According to the DOJ’s press release:
As part of his guilty plea, Gluk admitted that he conspired with others to falsely inflate ArthroCare’s sales and revenue through a series of end of quarter transactions involving ArthroCare’s distributors. He further admitted that he and other co-conspirators cause ArthroCare to file a form 10-K for 2007 and form 10-Q for the first quarter of 2008 with the U.S. Securities and Exchange Commission (SEC) and materially misstated ArthroCare’s quarterly and annual sales, revenues, expenses and earnings. As part of the plea, Gluk further admitted that he provided false testimony in proceedings before the SEC in federal district court.
Mr. Gluk also admitted that DiscoCare, the company that ArthroCare eventually acquired as part of the scheme, agree to accept shipment of approximately $37 million of product in exchange for upfront cash commissions and other preferential treatment.
The case against Mr. Gluk has one final and very important step to go: sentencing. Sentencing has not yet been scheduled. I’m sure his lawyers are working hard to prepare the sentencing memo to respond to the government’s proposed sentence. (The plea agreement is not available on PACER so I don’t know the agreed-to loss amount or guidelines calculation.)
The Torment of a Long Investigation
This has been a long case for Mr. Gluk. There have been low points and high points, from losing at trial to winning on appeal. The process of pleading guilty after so many years of fighting the charges is no doubt painful.
Mr. Gluk’s lawyers had a chance to see the government’s evidence at trial and to evaluate their shot at winning the second time around. That calculation is not an easy one for anyone to make. Sometimes the best bet is to plead guilty.
I’ve heard some lawyers say they never encourage a client to plead guilty. That makes no sense to me. Of course, my preference is to fight. (And fight and fight and fight.) But there are times when losing at trial is a near certainty. Knowing that the prosecutors will load up the charges if you refuse to plead guilty and knowing that the sentence will be harsher than during the plea deal—well, a smart and ethical lawyer will advise her client to plead guilty.
My job is not to advise my client about the course that serves my ego but the one that is best for the client in the end.
I don’t know Mr. Gluk, of course. But I’ve worked with enough clients who have gone through what he’s going through to have a sense of it.

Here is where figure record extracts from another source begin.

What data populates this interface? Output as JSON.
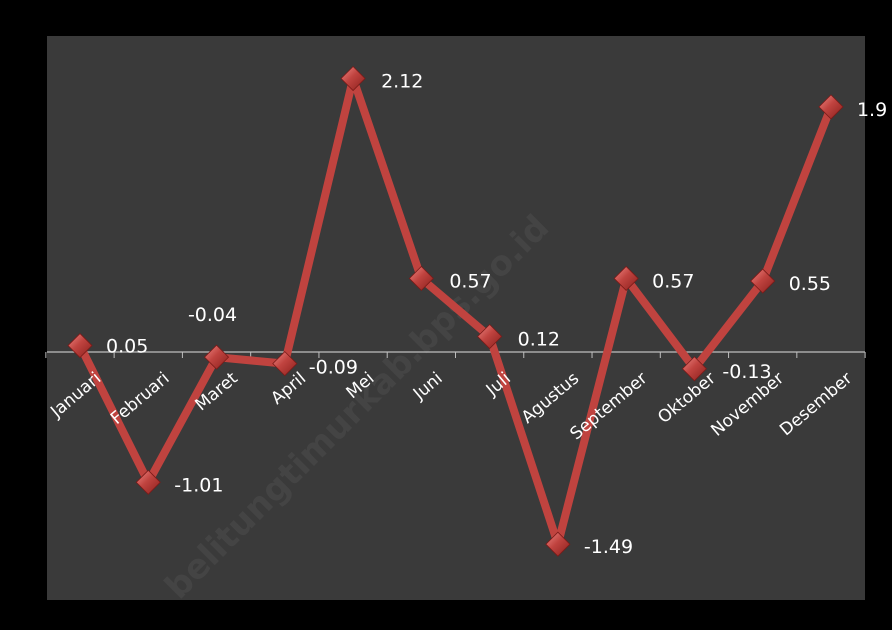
{
  "watermark": "belitungtimurkab.bps.go.id",
  "colors": {
    "background": "#000000",
    "plot_area": "#3a3a3a",
    "line": "#c0433f",
    "marker": "#c0433f",
    "axis": "#bfbfbf",
    "text": "#ffffff"
  },
  "chart_data": {
    "type": "line",
    "categories": [
      "Januari",
      "Februari",
      "Maret",
      "April",
      "Mei",
      "Juni",
      "Juli",
      "Agustus",
      "September",
      "Oktober",
      "November",
      "Desember"
    ],
    "values": [
      0.05,
      -1.01,
      -0.04,
      -0.09,
      2.12,
      0.57,
      0.12,
      -1.49,
      0.57,
      -0.13,
      0.55,
      1.9
    ],
    "data_labels": [
      "0.05",
      "-1.01",
      "-0.04",
      "-0.09",
      "2.12",
      "0.57",
      "0.12",
      "-1.49",
      "0.57",
      "-0.13",
      "0.55",
      "1.9"
    ],
    "title": "",
    "xlabel": "",
    "ylabel": "",
    "ylim": [
      -1.75,
      2.5
    ],
    "grid": false,
    "legend": "none",
    "marker": "diamond"
  }
}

Being under indictment wreaks havoc on everything you do and every part of your life.
If you are a government employee, you will be placed on administrative leave. If you work for a private company, you may lose your job. Your friends may not return calls or you may find out that they have been witnesses against you in the grand jury. Your family life suffers thanks to the stress of being under investigation for years.

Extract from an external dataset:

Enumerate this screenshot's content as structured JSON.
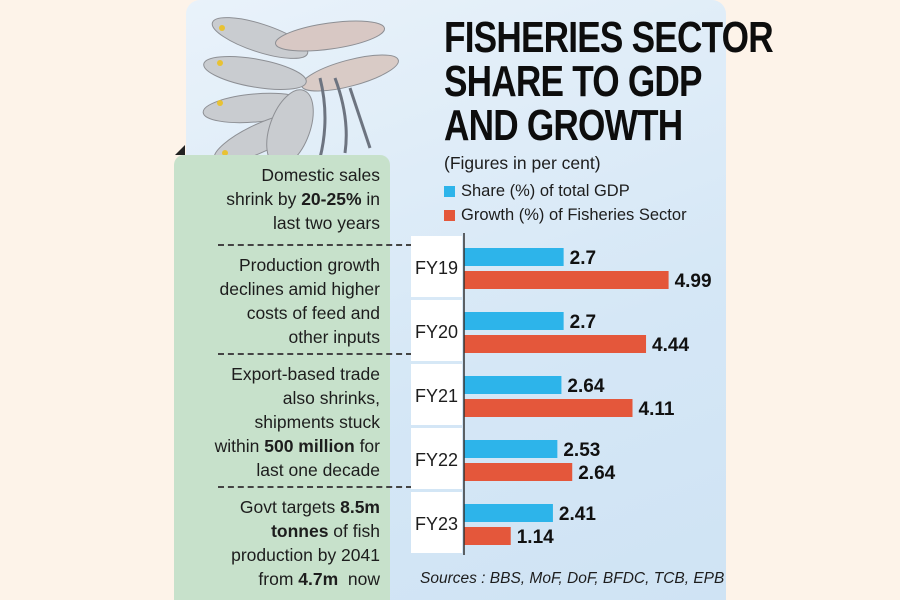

You think about the very public nature of the trial and the suddenly very real possibility of prison time. It can be lonely. Very, very lonely.
White-collar criminal cases take a long time, sometimes because of intentional delay by the defendant, but often because of the sheer complexity of the investigation. They are not easy cases to prove for the government, because intent is usually the contested element.
As defense lawyers, we should be open with our clients about how hard the process will be and all of the painful collateral harm to one’s personal and professional life.
I’m sure it’s cold comfort, but congratulations to Mr. Gluk. He was originally sentenced to 10 years in prison, so if the plea deal results in a lower sentence than that, then the battle was worthwhile.
His co-defendant, Mr. Baker, continues the fight. Mr. Gluk’s plea deal raises a new challenge for him since it seems certain that Mr. Gluk will have agreed to cooperate with the government in return for the plea deal. They’ve been in the trenches together for years but now the dynamic has changed.